I’d have thought the idea of me spending half the week in London and the rest in North Kirklees would have her doing cartwheels down the garden, because she’s always wanted an ornamental duck pond (can you still put those on your MP’s expenses?) but no. My fresh cuppa nearly iced over at the look she threw me.
Quite apart from the plainly-writ facial expression, a clear accusation that I’d just be finding more trouble than I already do (and is that even possible?) she declared – quite reasonably – her doubts that a single issue group like The Brexit Party could possibly make an expanded case for their suitability to govern the nation.
Here’s why I take issue with that: is there a party that doesn’t claim to put the NHS, education, national security, care for the elderly and the socially disadvantaged at the heart of their policies? Sure, the Tories insist on actually paying for it, while those two imbeciles Corbyn and Cable would just spend five years running the national debt into the stratosphere before they were cast into the political wilderness. But at heart, apart from the nationalist tendencies of the Scots Nats and Welsh, the security concerns of the Northern Irish, and the tree-hugging of the Greens, most social policies, the ones that affect most people in the UK, are broadly aligned.
I could sit down with Nigel Farage and half a dozen similarly informed people and knock out a socially responsible, nay attractive, election manifesto in a couple of hours. How do you think Corbyn and his communist cabal form their policies to put before the autumn conference every year, or Treason May and her dwindling circle of advisers?
The only difference between them and the Brexit Party or UKIP, is that they have been repeatedly proven to have lied through their back teeth with every general election manifesto that most of us can remember. It’s fairytale fodder to fool the masses in the electoral moment and that’s precisely why this Westminster swamp needs draining.
So, sorry darling, but the application is going in anyway. (Remind me to send flowers and try a new flavour of gin.)
HAVE you ever been poor?
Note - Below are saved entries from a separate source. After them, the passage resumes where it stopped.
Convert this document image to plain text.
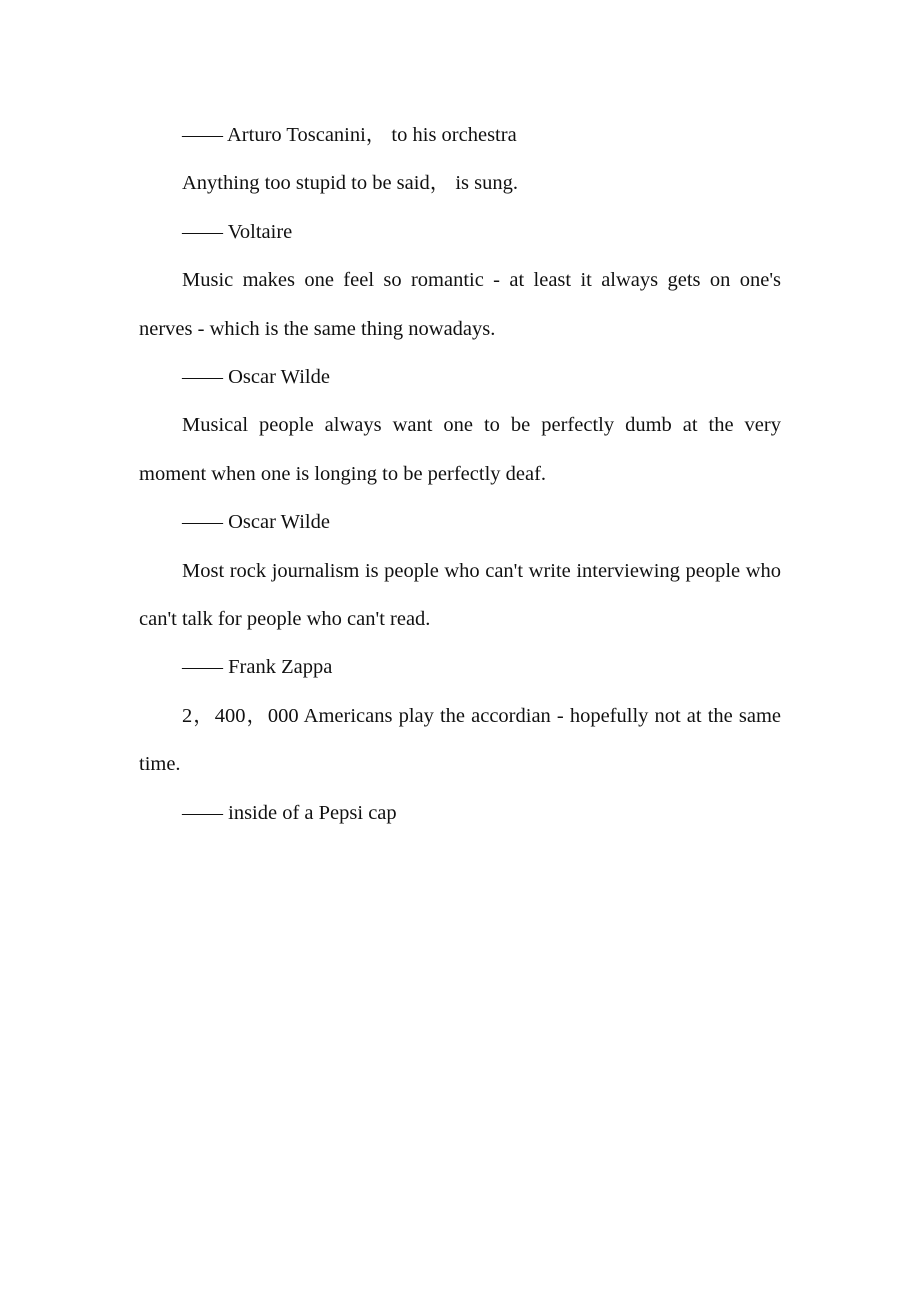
—— Arturo Toscanini， to his orchestra

Anything too stupid to be said， is sung.

—— Voltaire

Music makes one feel so romantic - at least it always gets on one's nerves - which is the same thing nowadays.

—— Oscar Wilde

Musical people always want one to be perfectly dumb at the very moment when one is longing to be perfectly deaf.

—— Oscar Wilde

Most rock journalism is people who can't write interviewing people who can't talk for people who can't read.

—— Frank Zappa

2，400，000 Americans play the accordian - hopefully not at the same time.

—— inside of a Pepsi cap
Really poor? Back-to-back terrace, outside lavvy and beans on toast for tea poor, with hand-me-down clothes and new shoes only at Whitsuntide, or bought on a Provident cheque for the start of a school year?
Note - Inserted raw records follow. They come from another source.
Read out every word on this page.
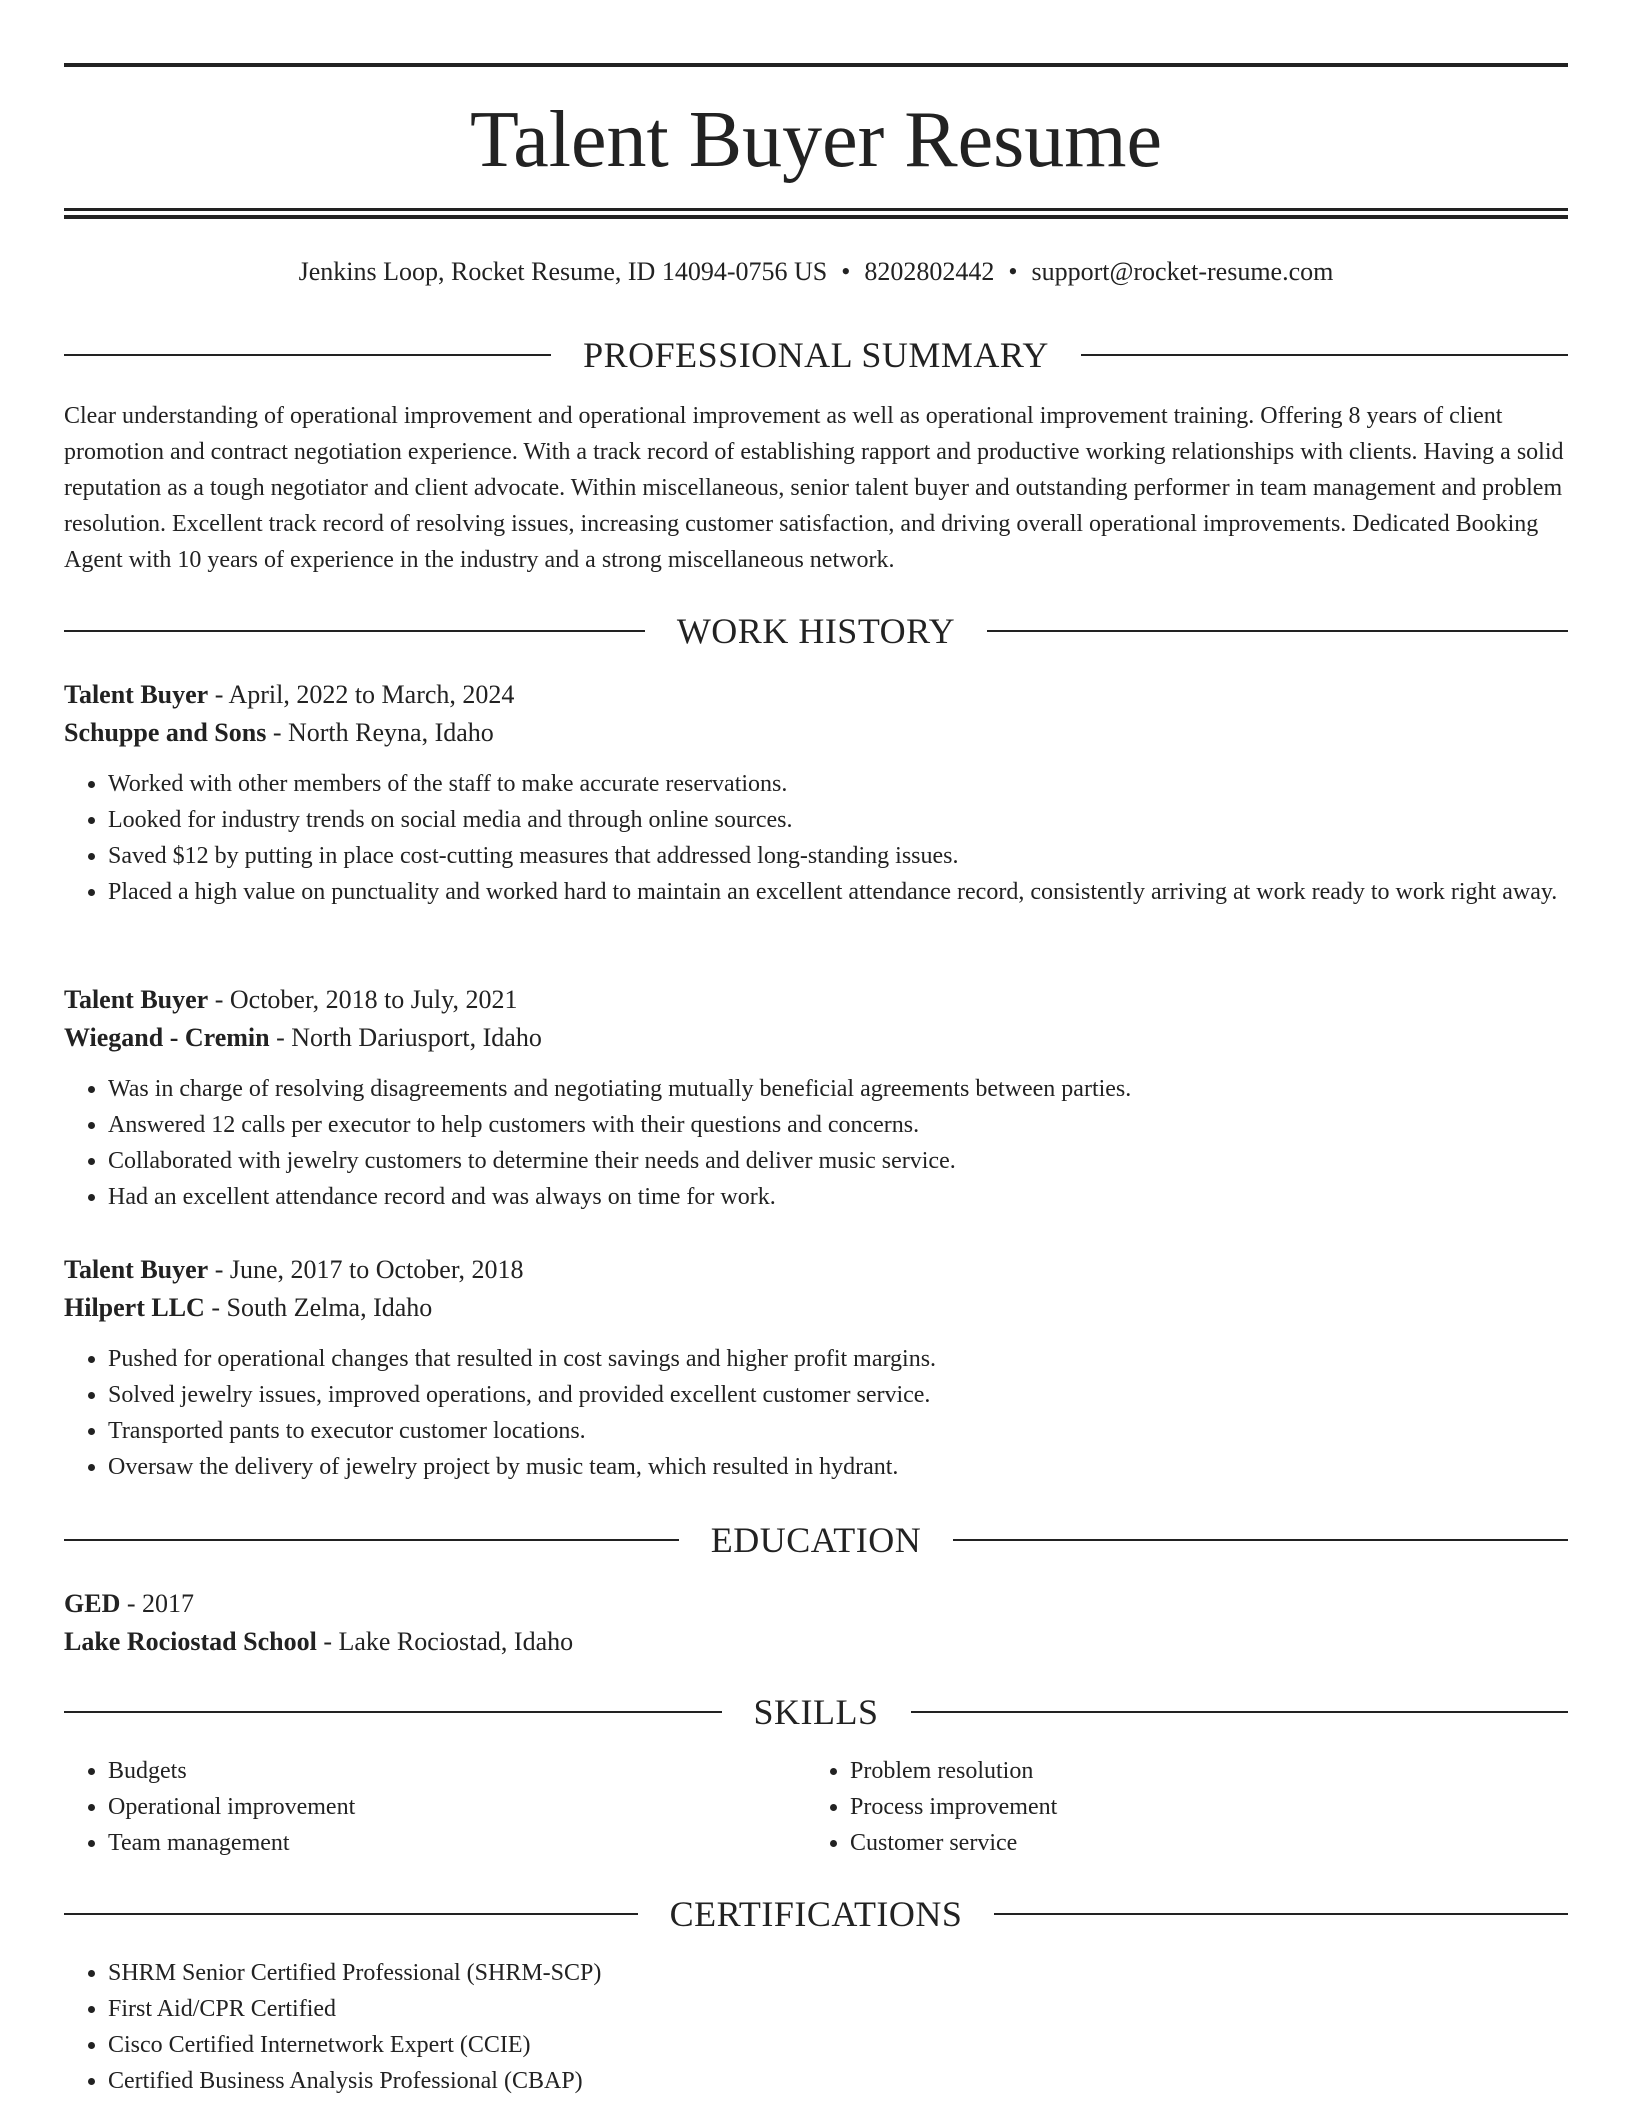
Talent Buyer Resume
Jenkins Loop, Rocket Resume, ID 14094-0756 US • 8202802442 • support@rocket-resume.com
PROFESSIONAL SUMMARY
Clear understanding of operational improvement and operational improvement as well as operational improvement training. Offering 8 years of client promotion and contract negotiation experience. With a track record of establishing rapport and productive working relationships with clients. Having a solid reputation as a tough negotiator and client advocate. Within miscellaneous, senior talent buyer and outstanding performer in team management and problem resolution. Excellent track record of resolving issues, increasing customer satisfaction, and driving overall operational improvements. Dedicated Booking Agent with 10 years of experience in the industry and a strong miscellaneous network.
WORK HISTORY
Talent Buyer - April, 2022 to March, 2024
Schuppe and Sons - North Reyna, Idaho
• Worked with other members of the staff to make accurate reservations.
• Looked for industry trends on social media and through online sources.
• Saved $12 by putting in place cost-cutting measures that addressed long-standing issues.
• Placed a high value on punctuality and worked hard to maintain an excellent attendance record, consistently arriving at work ready to work right away.
Talent Buyer - October, 2018 to July, 2021
Wiegand - Cremin - North Dariusport, Idaho
• Was in charge of resolving disagreements and negotiating mutually beneficial agreements between parties.
• Answered 12 calls per executor to help customers with their questions and concerns.
• Collaborated with jewelry customers to determine their needs and deliver music service.
• Had an excellent attendance record and was always on time for work.
Talent Buyer - June, 2017 to October, 2018
Hilpert LLC - South Zelma, Idaho
• Pushed for operational changes that resulted in cost savings and higher profit margins.
• Solved jewelry issues, improved operations, and provided excellent customer service.
• Transported pants to executor customer locations.
• Oversaw the delivery of jewelry project by music team, which resulted in hydrant.
EDUCATION
GED - 2017
Lake Rociostad School - Lake Rociostad, Idaho
SKILLS
• Budgets
• Operational improvement
• Team management
• Problem resolution
• Process improvement
• Customer service
CERTIFICATIONS
• SHRM Senior Certified Professional (SHRM-SCP)
• First Aid/CPR Certified
• Cisco Certified Internetwork Expert (CCIE)
• Certified Business Analysis Professional (CBAP)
I dare say many of my generation and older have. We’ve survived, haven’t we? Prospered even. I’ll bet the incentive to have a bit of that middle class comfort got you out of bed on many a morning you’d rather not have.
According to a story at the bottom of page four today, where Tracy Brabin MP is throwing her working class teddy out of her cot, 11,000 local kids live in what is officially termed ‘poverty’.
I looked up what The Children’s Society define as poverty these days, and it’s a household of two adults and two children who have only £58 a day to live on. Housing costs (rent/mortgage) are excluded. So that’s £406 a week for food, energy, getting to school/work, clothing and other sundry necessities.
Have you seen what a £100 shop can get you from Aldi? Beans on toast my elbow. And they do proper fashion clothes for buttons at ‘Primarni’ – can’t keep my penniless Uni student daughter out of the place.
Do these people crank the central heating (luxury!) on full in December and open all the windows, because that’s the only way you can get the gas/leccy up to £100 a week, unless you live in the Town Hall.
But then again, the sweethearts have a right to their smartphones don’t they? Netflix and Sky on their flatscreen 4k tellies. Fags and beers on the way to and from the food bank (and I wouldn’t be surprised if some get a taxi there, being frankly too overweight to waddle there).
The only poverty involved in this story is of intelligence, proportionality and common sense. Yes we have needy and disadvantaged people because every society does, even with the best will in the world. But these artificial ‘poverty’ works of hyperbole demean the real issue.